Bank time, not stamina. – Coach Kyle
You’re encouraged to watch that video for some info, but the discussion came from a runner asking me what a negative split is and from me recalling a friend telling me some runners were going to try to bank time at a local marathon…
He ended up passing them later in the race, by the way 😉
Anyway, one of the absolute best ways you can have a successful track workout, tempo run, easy run, or race, is to have a negative split where you run the second half of the distance faster than the first half.
This usually means you start a run far more easier than you normally would, not that you kick it into high gear for the second half.
When it comes to a repeat workout, like mile repeats or a tempo run like 6 miles at marathon goal pace or a race such as a 5k, a nice way to lay out the plan is in thirds.

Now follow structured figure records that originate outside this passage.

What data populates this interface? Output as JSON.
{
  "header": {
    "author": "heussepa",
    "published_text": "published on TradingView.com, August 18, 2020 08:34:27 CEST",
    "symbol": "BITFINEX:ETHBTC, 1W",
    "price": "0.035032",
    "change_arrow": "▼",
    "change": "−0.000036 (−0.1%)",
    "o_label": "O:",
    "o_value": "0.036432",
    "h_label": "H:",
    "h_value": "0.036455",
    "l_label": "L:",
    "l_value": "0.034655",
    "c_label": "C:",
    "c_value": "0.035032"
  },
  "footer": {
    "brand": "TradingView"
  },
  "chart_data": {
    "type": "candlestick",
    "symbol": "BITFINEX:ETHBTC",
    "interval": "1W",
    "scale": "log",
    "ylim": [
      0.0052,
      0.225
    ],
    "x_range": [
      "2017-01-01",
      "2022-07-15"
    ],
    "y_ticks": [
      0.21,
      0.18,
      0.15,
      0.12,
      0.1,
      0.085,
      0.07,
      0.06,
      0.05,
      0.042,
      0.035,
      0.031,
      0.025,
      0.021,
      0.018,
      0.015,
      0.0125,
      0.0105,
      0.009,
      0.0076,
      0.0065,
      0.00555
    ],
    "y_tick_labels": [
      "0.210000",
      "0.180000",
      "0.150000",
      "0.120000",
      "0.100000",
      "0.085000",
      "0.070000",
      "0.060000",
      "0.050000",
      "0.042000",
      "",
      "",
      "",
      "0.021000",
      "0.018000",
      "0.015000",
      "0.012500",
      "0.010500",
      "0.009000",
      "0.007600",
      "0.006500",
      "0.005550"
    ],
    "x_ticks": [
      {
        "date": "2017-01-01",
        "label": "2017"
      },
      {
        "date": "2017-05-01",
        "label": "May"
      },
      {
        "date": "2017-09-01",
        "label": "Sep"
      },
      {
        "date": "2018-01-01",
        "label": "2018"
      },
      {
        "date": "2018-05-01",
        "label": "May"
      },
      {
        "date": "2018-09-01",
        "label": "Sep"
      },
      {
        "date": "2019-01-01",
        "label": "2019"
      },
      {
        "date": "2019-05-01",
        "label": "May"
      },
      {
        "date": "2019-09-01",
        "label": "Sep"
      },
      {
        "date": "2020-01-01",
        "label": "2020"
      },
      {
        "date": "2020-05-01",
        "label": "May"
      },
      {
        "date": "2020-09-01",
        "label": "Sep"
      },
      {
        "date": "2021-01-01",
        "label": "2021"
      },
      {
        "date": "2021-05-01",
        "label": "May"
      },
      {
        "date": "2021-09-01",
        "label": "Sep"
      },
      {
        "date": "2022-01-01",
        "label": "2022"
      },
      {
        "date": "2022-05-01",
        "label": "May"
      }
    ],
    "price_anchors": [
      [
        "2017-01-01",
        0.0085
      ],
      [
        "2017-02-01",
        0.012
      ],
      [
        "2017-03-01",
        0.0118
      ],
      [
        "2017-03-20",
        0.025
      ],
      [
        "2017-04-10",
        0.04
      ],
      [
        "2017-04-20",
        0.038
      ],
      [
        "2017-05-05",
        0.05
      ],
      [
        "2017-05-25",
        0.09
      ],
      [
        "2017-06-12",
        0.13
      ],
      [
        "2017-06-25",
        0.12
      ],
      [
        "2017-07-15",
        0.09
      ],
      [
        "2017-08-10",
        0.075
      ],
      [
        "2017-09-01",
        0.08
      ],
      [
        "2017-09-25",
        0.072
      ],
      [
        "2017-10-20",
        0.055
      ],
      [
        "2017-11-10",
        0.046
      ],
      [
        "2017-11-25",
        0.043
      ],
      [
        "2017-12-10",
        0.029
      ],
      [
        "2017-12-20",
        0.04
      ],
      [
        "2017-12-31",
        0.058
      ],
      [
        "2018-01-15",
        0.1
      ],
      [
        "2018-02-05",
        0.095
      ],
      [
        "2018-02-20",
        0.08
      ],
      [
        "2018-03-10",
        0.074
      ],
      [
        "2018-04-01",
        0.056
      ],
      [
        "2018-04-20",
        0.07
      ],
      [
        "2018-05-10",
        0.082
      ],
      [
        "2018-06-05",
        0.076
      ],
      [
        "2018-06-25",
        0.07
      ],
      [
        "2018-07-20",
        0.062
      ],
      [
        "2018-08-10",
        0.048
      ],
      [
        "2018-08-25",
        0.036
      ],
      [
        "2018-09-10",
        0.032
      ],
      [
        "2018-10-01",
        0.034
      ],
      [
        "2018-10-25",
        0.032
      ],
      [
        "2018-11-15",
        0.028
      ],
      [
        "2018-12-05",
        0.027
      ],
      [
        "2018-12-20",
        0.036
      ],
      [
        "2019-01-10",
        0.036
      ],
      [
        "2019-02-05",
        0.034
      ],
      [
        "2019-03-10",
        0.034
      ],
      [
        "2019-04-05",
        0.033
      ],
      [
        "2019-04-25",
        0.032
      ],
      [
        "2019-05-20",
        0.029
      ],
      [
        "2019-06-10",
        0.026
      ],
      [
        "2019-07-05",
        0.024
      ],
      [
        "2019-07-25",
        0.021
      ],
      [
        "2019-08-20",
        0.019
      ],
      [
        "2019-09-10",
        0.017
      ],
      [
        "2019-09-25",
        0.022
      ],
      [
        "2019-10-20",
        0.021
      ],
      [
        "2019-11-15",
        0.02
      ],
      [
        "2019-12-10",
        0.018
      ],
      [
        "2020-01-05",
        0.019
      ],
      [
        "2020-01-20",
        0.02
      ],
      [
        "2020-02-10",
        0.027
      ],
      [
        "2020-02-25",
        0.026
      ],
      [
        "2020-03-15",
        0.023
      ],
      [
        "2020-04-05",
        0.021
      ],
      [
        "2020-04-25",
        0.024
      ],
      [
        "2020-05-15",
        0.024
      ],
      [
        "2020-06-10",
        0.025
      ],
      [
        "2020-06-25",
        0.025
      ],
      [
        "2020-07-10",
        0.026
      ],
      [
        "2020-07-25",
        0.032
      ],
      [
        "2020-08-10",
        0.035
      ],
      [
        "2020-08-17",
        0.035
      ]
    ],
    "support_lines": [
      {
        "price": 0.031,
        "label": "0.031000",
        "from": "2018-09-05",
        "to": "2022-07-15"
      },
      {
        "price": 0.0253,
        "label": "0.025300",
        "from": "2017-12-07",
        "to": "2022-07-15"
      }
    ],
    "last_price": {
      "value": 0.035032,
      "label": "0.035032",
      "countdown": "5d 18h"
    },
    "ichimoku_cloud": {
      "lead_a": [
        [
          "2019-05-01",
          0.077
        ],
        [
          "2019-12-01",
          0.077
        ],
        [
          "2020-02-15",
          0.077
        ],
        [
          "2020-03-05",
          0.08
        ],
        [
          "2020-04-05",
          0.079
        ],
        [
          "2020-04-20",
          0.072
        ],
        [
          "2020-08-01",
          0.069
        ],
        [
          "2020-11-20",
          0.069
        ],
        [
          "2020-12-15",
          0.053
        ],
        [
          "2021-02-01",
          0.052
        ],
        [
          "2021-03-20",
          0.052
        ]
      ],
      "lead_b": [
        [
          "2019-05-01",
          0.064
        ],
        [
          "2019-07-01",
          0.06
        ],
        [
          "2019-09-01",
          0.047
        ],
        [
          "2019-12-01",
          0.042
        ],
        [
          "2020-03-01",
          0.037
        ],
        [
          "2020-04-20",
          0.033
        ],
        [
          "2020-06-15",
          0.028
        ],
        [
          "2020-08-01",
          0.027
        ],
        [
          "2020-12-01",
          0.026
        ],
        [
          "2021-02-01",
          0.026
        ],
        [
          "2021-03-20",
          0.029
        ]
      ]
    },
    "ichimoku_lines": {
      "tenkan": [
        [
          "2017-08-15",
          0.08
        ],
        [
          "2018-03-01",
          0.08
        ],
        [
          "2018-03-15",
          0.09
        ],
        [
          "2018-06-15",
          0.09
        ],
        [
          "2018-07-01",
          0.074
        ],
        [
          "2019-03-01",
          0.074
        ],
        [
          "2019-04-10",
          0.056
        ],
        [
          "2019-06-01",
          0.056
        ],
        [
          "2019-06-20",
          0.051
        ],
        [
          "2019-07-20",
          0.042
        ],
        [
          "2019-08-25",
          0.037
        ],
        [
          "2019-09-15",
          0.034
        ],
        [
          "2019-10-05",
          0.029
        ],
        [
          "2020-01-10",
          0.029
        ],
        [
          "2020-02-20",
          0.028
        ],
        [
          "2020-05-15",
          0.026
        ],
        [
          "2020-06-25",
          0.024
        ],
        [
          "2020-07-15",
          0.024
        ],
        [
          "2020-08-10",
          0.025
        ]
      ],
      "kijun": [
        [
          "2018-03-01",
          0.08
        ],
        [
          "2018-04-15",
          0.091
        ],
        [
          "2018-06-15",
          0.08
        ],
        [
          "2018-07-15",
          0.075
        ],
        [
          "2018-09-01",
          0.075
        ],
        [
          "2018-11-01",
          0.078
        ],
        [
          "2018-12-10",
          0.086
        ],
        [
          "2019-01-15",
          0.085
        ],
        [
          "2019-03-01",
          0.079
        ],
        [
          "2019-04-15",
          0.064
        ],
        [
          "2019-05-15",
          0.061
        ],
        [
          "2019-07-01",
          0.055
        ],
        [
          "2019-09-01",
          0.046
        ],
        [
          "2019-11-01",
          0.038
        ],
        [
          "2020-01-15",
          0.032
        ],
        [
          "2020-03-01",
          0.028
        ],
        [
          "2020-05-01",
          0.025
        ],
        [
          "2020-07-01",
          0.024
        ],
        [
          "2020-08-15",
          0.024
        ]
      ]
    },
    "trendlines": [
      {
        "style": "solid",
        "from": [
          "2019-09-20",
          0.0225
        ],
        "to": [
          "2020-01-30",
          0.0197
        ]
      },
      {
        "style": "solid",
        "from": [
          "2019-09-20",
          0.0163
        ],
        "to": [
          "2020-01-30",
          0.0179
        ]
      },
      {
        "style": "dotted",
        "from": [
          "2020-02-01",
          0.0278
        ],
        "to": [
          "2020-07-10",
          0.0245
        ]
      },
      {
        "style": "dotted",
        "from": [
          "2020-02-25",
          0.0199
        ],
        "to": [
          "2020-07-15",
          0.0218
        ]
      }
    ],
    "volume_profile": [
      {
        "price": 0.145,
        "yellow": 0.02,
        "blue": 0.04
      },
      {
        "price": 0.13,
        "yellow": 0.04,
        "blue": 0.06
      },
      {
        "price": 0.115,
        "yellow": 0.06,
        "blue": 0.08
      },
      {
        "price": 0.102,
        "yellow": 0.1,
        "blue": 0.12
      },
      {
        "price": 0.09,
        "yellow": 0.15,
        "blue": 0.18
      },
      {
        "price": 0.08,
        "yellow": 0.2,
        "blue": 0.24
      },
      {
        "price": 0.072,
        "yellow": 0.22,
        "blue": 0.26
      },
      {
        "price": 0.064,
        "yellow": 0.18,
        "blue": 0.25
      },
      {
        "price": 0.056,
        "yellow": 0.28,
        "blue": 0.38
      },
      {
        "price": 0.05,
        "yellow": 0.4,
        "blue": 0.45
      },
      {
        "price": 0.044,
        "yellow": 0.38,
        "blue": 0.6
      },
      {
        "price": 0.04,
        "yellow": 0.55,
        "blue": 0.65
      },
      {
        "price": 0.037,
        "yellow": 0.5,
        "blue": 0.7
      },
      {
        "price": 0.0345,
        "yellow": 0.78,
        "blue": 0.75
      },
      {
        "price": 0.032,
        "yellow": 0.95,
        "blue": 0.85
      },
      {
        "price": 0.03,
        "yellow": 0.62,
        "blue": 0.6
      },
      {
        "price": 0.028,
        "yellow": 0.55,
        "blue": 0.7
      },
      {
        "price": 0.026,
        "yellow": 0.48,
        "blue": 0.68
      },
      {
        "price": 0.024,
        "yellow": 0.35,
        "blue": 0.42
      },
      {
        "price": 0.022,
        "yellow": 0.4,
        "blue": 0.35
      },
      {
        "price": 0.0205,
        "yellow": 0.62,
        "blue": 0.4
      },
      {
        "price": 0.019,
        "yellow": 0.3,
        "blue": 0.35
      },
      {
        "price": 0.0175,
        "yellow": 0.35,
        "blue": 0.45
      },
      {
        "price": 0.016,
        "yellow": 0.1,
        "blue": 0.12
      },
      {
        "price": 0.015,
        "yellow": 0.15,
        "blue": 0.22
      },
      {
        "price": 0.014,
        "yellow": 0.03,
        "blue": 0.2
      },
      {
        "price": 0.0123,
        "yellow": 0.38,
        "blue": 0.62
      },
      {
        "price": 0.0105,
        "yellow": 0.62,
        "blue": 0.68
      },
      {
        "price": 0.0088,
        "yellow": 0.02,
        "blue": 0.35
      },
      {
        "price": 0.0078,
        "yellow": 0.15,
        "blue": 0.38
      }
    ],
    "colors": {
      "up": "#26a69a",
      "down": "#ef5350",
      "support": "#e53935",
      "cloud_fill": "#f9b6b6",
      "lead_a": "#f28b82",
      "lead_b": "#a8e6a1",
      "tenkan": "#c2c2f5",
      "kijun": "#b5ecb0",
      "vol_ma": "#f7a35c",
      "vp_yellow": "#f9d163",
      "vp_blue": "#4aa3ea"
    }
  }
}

First third: Easy peasy, far easier than you think you should be running. May feel like a suuuper slow jog.
Middle third: A little brisk or “crisp” but still controlled and holding back a bit. You may pass a few runners who have already expired.
Final third for races: Best effort, reach deep into your suitcase of courage and drop the hammer. The only way to end the pain is to keep running.
Final third of a workout: Brisk but not quite best effort, it’s rarely necessary to run a 10/10 effort during training.
But for easy runs, generally I find it’s optimal to focus mostly on doing the first quarter or third of the run really easy. I like to run with my mouth closed for the first third at least, often for the entire easy run. I told this to a client of mine in Texas and after a few runs she said:
“Started slow and it paid off!!! I felt great the entire time! I see the benefit of the slow start and feeling so good by the end of the run (this is a first for me, I usually feel so burnt out at the end)!”
Now doesn’t that sound great?!
Question of the day: How do you manage your pacing when it comes to training and racing?